Cloudpuff snarled and hopped forward, slashing flat-palmed at the glass creature. Shards splintered and flew away. Cloudpuff retreated, paws and wrists already bloodied.

“I get my fight,” he said, licking blood from a paw, grinning like a feral. “What do you get?”

Mellowgrass fell to his knees, breathless, and flopped sideways. The King cackled, but not with mirth. The Champion rattled liked a shattering window and waited.

“Mellowgrass!”Cloudpuff propped Mellowgrass up.

Mellowgrass’ smile wobbled. “I get to hold it here. Nonemyr won’t stop until it destroys my mind, but my mind’s going where it can’t follow.”

He opened his paw to reveal a crystal phial dotted with purple droplets.

“Courtesy of her Highness. Classic witch plan. S-sorry we couldn’t…sh-share it…with-”

His ears fell limp.

Cloudpuff set his friend down gently and turned to the King and its Champion.

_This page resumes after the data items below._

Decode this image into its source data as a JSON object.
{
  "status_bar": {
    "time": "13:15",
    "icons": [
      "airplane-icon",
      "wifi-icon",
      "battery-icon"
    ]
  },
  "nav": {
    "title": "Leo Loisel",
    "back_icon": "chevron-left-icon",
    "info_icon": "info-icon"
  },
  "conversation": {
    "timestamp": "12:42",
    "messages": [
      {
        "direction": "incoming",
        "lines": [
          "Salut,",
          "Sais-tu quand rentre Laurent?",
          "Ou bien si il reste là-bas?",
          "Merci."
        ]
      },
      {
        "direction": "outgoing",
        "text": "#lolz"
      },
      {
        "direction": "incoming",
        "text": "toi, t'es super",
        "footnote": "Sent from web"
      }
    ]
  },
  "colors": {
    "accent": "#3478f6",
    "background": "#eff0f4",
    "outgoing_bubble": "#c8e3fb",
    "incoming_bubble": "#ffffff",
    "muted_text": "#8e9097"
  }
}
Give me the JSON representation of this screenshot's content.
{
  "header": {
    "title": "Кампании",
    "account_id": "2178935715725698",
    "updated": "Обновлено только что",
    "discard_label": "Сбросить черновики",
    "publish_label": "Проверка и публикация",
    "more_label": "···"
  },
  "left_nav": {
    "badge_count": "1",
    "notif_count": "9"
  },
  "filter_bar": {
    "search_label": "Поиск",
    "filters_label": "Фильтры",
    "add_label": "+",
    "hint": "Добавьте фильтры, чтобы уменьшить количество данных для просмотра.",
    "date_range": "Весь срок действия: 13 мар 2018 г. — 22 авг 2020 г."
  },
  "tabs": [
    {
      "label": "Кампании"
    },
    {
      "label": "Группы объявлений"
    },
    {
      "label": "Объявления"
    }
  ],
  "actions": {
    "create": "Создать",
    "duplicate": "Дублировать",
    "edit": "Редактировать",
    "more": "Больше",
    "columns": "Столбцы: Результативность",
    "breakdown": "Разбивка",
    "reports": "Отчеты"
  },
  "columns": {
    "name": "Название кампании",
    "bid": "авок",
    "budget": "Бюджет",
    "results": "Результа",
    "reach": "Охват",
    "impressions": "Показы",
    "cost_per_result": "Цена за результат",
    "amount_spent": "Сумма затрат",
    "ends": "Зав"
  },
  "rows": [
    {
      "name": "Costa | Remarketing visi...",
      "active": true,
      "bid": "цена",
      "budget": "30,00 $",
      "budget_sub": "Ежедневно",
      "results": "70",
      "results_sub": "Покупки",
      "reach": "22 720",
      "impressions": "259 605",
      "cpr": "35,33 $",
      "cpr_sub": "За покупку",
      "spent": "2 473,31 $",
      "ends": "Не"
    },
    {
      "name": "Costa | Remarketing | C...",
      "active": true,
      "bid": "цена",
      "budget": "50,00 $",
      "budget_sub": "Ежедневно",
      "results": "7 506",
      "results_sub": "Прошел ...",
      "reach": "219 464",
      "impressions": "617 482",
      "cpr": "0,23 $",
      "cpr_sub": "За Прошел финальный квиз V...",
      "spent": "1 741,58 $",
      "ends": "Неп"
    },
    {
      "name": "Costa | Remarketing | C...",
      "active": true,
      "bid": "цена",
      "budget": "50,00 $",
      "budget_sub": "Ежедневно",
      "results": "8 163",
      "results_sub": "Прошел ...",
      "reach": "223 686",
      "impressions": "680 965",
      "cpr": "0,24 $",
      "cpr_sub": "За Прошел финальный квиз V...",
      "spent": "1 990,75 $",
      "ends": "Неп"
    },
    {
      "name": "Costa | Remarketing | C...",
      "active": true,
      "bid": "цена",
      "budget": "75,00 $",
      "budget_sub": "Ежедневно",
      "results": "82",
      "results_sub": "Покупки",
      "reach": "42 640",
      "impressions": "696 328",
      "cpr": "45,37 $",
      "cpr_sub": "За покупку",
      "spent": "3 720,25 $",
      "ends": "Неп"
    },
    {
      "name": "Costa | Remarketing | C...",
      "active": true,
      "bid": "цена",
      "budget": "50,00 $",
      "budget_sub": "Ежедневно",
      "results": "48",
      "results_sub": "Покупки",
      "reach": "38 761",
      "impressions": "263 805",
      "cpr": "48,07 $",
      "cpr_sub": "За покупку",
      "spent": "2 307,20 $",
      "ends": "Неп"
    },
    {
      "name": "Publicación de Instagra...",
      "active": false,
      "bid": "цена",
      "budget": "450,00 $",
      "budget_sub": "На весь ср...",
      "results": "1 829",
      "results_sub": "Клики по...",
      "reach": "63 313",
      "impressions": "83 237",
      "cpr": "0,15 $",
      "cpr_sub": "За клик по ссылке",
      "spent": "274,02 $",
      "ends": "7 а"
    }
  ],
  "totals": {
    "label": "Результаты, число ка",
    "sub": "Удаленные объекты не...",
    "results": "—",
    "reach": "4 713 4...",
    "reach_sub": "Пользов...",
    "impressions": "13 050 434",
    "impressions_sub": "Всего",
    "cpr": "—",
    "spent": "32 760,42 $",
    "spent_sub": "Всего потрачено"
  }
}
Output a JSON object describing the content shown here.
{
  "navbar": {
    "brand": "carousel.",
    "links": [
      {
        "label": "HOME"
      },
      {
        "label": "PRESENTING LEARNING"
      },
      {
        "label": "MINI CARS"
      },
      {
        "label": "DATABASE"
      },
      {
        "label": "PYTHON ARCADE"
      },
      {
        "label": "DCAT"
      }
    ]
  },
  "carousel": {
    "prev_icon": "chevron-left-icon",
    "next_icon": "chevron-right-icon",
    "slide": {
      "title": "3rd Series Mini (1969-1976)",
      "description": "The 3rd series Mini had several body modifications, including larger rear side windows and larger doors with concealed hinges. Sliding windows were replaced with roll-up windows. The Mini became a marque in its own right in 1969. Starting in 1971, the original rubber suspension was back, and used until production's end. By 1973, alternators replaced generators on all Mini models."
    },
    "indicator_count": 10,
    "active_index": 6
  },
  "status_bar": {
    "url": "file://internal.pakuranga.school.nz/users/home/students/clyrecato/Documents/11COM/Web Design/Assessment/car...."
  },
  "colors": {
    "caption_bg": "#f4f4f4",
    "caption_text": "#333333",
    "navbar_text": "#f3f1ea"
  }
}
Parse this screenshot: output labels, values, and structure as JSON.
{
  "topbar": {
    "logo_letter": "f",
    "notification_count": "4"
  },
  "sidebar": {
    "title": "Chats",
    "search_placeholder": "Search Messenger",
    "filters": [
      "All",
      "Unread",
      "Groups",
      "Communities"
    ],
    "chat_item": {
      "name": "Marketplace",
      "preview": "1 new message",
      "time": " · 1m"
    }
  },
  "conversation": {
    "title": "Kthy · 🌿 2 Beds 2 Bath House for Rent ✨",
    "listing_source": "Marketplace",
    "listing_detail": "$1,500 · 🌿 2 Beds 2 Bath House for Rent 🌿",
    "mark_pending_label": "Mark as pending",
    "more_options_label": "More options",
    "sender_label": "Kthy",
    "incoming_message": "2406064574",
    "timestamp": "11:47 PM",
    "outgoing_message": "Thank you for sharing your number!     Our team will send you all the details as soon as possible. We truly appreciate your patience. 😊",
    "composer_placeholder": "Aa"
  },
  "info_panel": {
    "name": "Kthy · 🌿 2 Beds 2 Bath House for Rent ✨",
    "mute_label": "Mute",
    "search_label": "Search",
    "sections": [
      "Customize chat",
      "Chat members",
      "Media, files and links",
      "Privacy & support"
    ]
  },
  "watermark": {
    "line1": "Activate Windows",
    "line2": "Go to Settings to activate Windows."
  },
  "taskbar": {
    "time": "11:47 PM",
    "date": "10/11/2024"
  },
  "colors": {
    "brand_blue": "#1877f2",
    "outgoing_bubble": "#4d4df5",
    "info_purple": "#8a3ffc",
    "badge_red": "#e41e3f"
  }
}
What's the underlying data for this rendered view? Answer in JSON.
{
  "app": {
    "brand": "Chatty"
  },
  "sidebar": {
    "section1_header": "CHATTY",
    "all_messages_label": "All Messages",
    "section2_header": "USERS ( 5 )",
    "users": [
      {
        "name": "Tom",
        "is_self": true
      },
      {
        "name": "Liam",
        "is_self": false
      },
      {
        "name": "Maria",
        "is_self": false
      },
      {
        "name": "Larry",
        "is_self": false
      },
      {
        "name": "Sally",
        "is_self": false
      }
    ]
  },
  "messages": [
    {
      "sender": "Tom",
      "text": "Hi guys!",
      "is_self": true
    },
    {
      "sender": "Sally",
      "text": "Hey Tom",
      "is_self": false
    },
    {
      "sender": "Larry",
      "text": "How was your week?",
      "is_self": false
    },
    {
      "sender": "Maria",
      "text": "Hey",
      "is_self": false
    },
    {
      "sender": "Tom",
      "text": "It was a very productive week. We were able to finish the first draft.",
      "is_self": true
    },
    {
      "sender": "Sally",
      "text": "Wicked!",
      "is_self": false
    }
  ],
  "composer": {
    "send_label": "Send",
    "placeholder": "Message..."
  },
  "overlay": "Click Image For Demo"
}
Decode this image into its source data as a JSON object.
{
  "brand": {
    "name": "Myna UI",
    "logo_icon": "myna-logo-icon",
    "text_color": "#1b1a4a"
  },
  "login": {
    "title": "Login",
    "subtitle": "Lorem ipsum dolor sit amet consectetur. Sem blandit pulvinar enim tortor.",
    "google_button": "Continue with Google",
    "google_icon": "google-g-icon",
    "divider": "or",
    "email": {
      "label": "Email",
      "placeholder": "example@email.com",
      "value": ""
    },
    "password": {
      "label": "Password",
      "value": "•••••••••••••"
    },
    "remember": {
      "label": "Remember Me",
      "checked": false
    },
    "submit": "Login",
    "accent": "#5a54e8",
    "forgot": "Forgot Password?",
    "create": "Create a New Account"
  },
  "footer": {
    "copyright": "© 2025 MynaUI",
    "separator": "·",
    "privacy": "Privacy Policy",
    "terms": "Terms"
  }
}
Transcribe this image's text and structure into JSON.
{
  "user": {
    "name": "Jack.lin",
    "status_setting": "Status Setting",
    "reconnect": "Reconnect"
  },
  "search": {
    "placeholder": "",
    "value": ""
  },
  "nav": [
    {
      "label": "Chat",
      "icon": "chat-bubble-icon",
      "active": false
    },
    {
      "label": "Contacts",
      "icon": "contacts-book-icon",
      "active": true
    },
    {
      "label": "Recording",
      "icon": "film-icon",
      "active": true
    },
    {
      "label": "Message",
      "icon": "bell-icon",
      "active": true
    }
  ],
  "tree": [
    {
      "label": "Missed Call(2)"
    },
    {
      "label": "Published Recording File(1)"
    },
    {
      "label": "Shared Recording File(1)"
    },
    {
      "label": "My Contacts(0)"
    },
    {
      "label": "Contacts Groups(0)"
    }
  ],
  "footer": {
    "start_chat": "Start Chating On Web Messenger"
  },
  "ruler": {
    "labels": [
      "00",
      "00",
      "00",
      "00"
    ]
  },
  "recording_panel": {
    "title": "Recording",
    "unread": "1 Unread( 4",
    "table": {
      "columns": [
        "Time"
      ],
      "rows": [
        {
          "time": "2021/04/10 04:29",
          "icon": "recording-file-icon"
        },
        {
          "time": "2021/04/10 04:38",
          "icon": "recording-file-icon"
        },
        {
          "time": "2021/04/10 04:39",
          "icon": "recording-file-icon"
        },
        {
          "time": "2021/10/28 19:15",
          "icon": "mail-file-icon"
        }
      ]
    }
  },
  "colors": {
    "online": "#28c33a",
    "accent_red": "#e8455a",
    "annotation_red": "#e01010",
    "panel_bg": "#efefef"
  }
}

“Captive audience, eh?” he said, shivering the blood from his fur. “Just how I like it.”


No, this is not fan service for people who think (no spoilers) that the Game of Thrones finale didn’t kill off enough characters.

Or is it? I have an extremely sucky cold and it feels like all my ribs are cracked from coughing, so it’s fair to say even I don’t know what I’m thinking any more.

This is the 98th consecutive week of Friday flash fiction (woo!), so I’m looking forward to probably taking a couple of weeks off in June to regroup. It won’t be the end of the FFF, though I haven’t quite worked out what schedule I’ll run with in the aftermath.